MS 190: Authorship is the course website for the Fall 2006 Media Studies senior seminar at Pomona College in Claremont, California.
Irrelevance is vouge
Within the context of this class and this blog, it seems that the real time, face to face interaction of in-class discussion is best for the development of a collaborative discourse on the readings, whereas this blog, by virtue of it's participants and the constraints placed upon it, seems to priveledge or atleast reward insubstantial and incomplete musings on unrelated or only tangentially related topics.
Therefore, I will herein discuss, not the salient points of the reading, but a stylistic element that stuck out to me, namely Manovich's use of "she" as the generic pronoun. I am not sure if Manovich is a man/woman/other/unspecified, I had the impression that Lev was a male name, but I'm not totally sure, but I find the unmarked use of "she" as the generic to be an interesting one.
In my first year at Scripps I had the good fortune to be befriended by Jane Snyder. I doubt anyone else in our class has met her, or even heard of her.
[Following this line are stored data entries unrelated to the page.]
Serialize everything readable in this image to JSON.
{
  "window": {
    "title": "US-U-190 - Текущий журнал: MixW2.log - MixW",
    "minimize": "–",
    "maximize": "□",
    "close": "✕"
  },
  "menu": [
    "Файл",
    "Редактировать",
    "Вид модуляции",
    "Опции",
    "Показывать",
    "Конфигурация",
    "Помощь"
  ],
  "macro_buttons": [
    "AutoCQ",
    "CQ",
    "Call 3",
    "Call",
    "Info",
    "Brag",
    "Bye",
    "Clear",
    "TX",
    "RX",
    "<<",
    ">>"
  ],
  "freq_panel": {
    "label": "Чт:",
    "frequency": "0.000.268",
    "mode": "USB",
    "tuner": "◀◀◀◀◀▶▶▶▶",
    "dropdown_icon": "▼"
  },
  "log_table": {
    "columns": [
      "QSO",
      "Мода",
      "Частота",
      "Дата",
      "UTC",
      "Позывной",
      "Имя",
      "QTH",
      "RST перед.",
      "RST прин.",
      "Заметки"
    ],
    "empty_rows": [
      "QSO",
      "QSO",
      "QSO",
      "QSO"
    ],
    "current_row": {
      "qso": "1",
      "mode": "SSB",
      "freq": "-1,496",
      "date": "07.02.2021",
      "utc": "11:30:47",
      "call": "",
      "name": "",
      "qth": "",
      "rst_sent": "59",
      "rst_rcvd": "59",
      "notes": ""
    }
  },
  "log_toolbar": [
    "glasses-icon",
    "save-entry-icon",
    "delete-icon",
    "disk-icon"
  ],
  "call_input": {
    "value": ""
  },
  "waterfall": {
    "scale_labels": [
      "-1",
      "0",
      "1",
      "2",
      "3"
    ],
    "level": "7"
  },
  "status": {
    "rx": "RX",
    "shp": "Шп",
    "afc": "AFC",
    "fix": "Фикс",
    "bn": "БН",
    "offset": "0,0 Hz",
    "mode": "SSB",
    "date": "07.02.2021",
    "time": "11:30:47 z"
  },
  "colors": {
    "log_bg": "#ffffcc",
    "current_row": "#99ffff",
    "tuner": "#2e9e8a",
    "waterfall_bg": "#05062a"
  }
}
Although, if you've heard about the legendary naked shift at the Motley, that was Jane. Jane was a nudist, raw foodist, vegan, yoga instructor and jazz singer/scholar. She exclusively used "she", "her", etc. as the generic in all her speech and writting. She refered to it as her linguistic revolution, through which she intended to bring about greater gender equality in the English language. Her logic in using the feminine as default, rather than any of the supposedly gender-neutral pronouns, was that the masculine had so long been priviledged as the default that there was no way we could directly progress from that to a gender-nuetral, but rather that a pendulum model was called for, in which years of patriarchal priviledging of the masculine would have to be balanced with years of priviledging the feminine, before we could progress to a state of true nuetrality and equality. I was never sure whether her vision involved a simple swing, which would somehow settle back to center after singular, balancing rise to the feminine apex, or whether it was of a more homeostatic manner, in which we would never, or atleast not foreseeably, reach the nuetral center, but in which swings to each side of balance each other out. I don't know that it matters in the long run, though it certainly does for the short term. Personally I am a strong advocate for the, already culturally present, movement to validate "their" and "they" as acceptable gender nuetral singulars. I don't care what our 6th grade grammar book said, I think all grammarians are fascists anyway.
The point is that I am pleased to see that Jane was not a voice crying out in the wilderness, that she does indeed have compatriots, albeit completely unknowning ones, in her linguistic revolution. That and the documentation of the degree to which overwork and lack of sleep have led to the degeneration of my mental functioning.